Bagaimanapun juga, pemuda ini punya perawakan jangkung dan tampan. Orang orang tak akan melepas
pandangan meski muda maupun tua.

“Hope-ah, akan ku hubungi saat sudah sampai,” pungkas Yoongi menengahi percakapan keduanya “titip
salam buat alphamu ya, semoga dia baik baik saja.
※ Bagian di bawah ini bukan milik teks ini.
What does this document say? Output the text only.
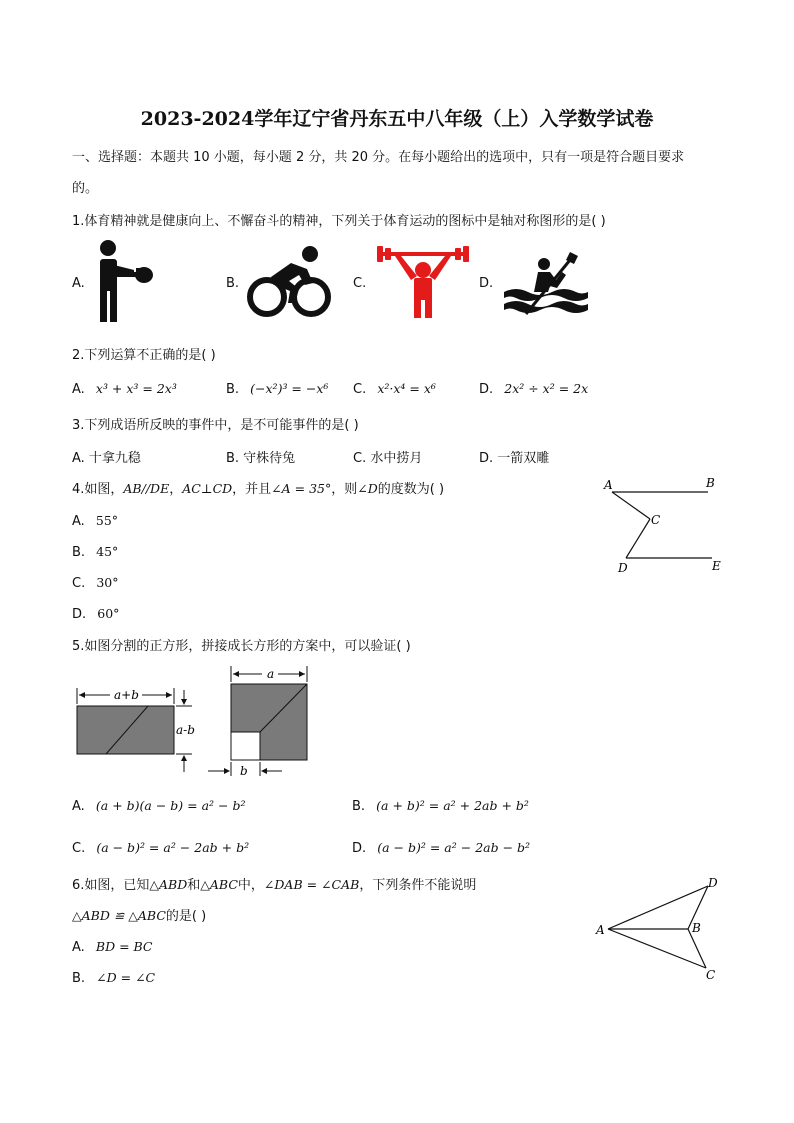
2023-2024学年辽宁省丹东五中八年级（上）入学数学试卷
一、选择题：本题共 10 小题，每小题 2 分，共 20 分。在每小题给出的选项中，只有一项是符合题目要求
的。
1.体育精神就是健康向上、不懈奋斗的精神，下列关于体育运动的图标中是轴对称图形的是( )
A.	B.	C.	D.
2.下列运算不正确的是( )
A. x³ + x³ = 2x³	B. (−x²)³ = −x⁶ C. x²·x⁴ = x⁶	D. 2x² ÷ x² = 2x
3.下列成语所反映的事件中，是不可能事件的是( )
A. 十拿九稳	B. 守株待兔	C. 水中捞月	D. 一箭双雕
4.如图，AB//DE，AC⊥CD，并且∠A = 35°，则∠D的度数为( )
A. 55°
B. 45°
C. 30°
D. 60°
A	B
C
D	E
5.如图分割的正方形，拼接成长方形的方案中，可以验证( )
a+b
a-b
a
b
A. (a + b)(a − b) = a² − b²	B. (a + b)² = a² + 2ab + b²
C. (a − b)² = a² − 2ab + b²	D. (a − b)² = a² − 2ab − b²
6.如图，已知△ABD和△ABC中，∠DAB = ∠CAB，下列条件不能说明
△ABD ≌ △ABC的是( )
A. BD = BC
B. ∠D = ∠C
A	B
C
D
Aku pamit.” Punggung berbalik meninggalkan
bersamaan dengan salam Taehyung yang terburu buru akibat bingung.

Pun, terkesiap begitu Yoongi melempar kunci mobil kepadanya yang bergeming tak mengerti.

“Bawa aku pulang.”

Taehyung mengangguk paham dan hendak melangkah memasuki mobil sebelum dirinya tertegun akan
ucapan selanjutnya yang tak pernah ia duga.

“..ke rumahmu, Kim.”

Ia berdiri linglung, mencoba memilah emosinya yang tak tahu seperti apa.

“Keberatan?”

“Tidak.” Jawab yang bersangkutan cepat, badan berbalik spontan dan tungkai bergerak mendekat
bersama uluran tangan yang menggapai lengan pucat sang tambatan.

Yoongi diam, melirik bagaimana eratnya cengkraman pada pergelangan tangannya dan raut wajah
pemuda gagah di hadapannya. Dan ketika senyuman kecil tersungging di belah bibir tipisnya, Taehyung
tak akan melepaskan kesempatan untuk memeluknya. Mendekapnya erat dan menghirup banyak
banyak harum yang kenyamanannya tidak akan ada pernah tandingannya.

Jemari lentiknya menyusuri rambut tebal Taehyung yang nyaris menangis memeluknya. Mengusap
punggungnya perlahan, ia berharap perasaannya tersampaikan dan masuk ke dalam hati agar mereka
lebih mudah memahami kesulitan masing masing.